The RF800/11 is a great lens when it is the right lens for the job; every person serious about focal length-limited photography will probably find good use for it, unless they are willing to tote around a 500/4 or 600/4 with a 1.4x, an 800/5.6, a 400/4 or 400/2.8 with a 2x, but there are so many possible ways in which the lens can prevent you from getting a shot at all in certain situations. I missed a long-desired photo-op a few days ago because I switched from the RF100-400 to the RF800/11, because I was in a place where I expected birds to be far away, and within a minute of switching and zipping up my backpack, I heard a "bzzzzz bzzzzz bzzzzz" sound very close, while I was photographing a relatively distant warbler, and I looked down, and on a rock, a foot off the ground and about 5 feet from me, was a recently-fledged Blue-winged Warbler, looking toward me and shaking its wings as it buzzed. By the time I decided that backing up wasn't an option, and started to switch the lenses again, it flew up into a tree where it may have been more than 6 meters away, but by the time I relocated it in the tree, a parent called it and they flew off into the distance. Nice "close encounter of the bird kind", but no photos. Had this happened 2 minutes earlier, I would have had a shot of this fledgling that almost filled the frame at 400mm on the RF100-400.
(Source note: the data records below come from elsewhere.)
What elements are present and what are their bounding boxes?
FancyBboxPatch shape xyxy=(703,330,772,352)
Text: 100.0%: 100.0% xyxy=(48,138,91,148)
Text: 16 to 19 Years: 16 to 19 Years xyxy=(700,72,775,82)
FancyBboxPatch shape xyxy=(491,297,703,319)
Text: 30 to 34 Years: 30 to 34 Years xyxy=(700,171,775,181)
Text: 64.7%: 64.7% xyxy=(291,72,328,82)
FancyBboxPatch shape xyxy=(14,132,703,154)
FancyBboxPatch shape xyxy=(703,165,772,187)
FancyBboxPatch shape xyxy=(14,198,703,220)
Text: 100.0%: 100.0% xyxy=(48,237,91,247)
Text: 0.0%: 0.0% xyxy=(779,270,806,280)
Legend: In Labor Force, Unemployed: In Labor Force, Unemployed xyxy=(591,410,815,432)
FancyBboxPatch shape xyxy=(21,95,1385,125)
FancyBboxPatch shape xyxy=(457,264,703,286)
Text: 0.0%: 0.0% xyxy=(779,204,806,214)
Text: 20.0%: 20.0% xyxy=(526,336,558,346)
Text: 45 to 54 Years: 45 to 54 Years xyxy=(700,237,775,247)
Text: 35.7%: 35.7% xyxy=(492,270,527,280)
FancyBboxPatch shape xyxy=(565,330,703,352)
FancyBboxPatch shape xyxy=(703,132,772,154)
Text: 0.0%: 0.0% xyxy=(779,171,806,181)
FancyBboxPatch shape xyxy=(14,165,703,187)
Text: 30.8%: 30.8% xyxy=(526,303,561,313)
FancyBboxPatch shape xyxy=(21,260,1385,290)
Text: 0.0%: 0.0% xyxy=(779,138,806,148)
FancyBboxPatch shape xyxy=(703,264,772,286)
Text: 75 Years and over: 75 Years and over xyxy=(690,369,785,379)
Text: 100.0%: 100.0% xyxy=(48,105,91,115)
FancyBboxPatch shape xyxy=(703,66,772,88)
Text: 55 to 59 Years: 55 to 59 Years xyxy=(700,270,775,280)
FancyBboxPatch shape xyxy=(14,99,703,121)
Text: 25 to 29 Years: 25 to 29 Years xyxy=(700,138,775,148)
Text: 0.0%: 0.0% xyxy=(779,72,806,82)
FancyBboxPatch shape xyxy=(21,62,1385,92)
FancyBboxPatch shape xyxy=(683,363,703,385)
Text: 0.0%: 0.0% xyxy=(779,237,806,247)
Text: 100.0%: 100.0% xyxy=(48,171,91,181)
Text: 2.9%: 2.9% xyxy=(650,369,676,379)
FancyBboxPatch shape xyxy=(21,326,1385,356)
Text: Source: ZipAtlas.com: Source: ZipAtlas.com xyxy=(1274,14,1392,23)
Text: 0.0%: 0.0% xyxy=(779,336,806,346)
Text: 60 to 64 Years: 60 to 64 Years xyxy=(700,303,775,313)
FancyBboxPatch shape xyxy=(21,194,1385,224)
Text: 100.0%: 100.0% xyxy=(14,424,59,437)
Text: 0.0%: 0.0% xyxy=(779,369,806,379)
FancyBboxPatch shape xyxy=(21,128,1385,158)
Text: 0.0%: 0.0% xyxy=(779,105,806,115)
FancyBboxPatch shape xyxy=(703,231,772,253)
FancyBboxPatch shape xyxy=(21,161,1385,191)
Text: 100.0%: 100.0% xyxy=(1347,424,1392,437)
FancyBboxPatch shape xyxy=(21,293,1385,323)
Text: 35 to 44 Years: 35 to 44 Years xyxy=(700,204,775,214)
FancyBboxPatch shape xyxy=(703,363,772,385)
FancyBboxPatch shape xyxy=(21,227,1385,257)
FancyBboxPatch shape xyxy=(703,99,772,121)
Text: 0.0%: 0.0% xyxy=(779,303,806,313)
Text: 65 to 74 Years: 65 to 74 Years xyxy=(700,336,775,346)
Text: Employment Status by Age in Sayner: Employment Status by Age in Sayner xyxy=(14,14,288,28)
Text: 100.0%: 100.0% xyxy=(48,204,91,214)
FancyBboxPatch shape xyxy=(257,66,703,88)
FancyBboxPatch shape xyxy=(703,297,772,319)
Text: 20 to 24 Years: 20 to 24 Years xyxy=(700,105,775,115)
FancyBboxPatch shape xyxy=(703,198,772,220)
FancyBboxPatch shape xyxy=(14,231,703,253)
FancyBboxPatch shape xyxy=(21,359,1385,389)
I have had trouble tracking with the 2x converter on my EF600ii on FF, which only got worse with the R7 crop sensor with the 1.4x @ 840mm, so similar to the RF800mm. A videographer shooting through an EF500ii with a 2x showed me his Olympus dot sight yesterday, and I ordered one from Amazon as soon as I got home. The dot sight goes in the hot shoe and lets you center the image while looking at the scene with both eyes open.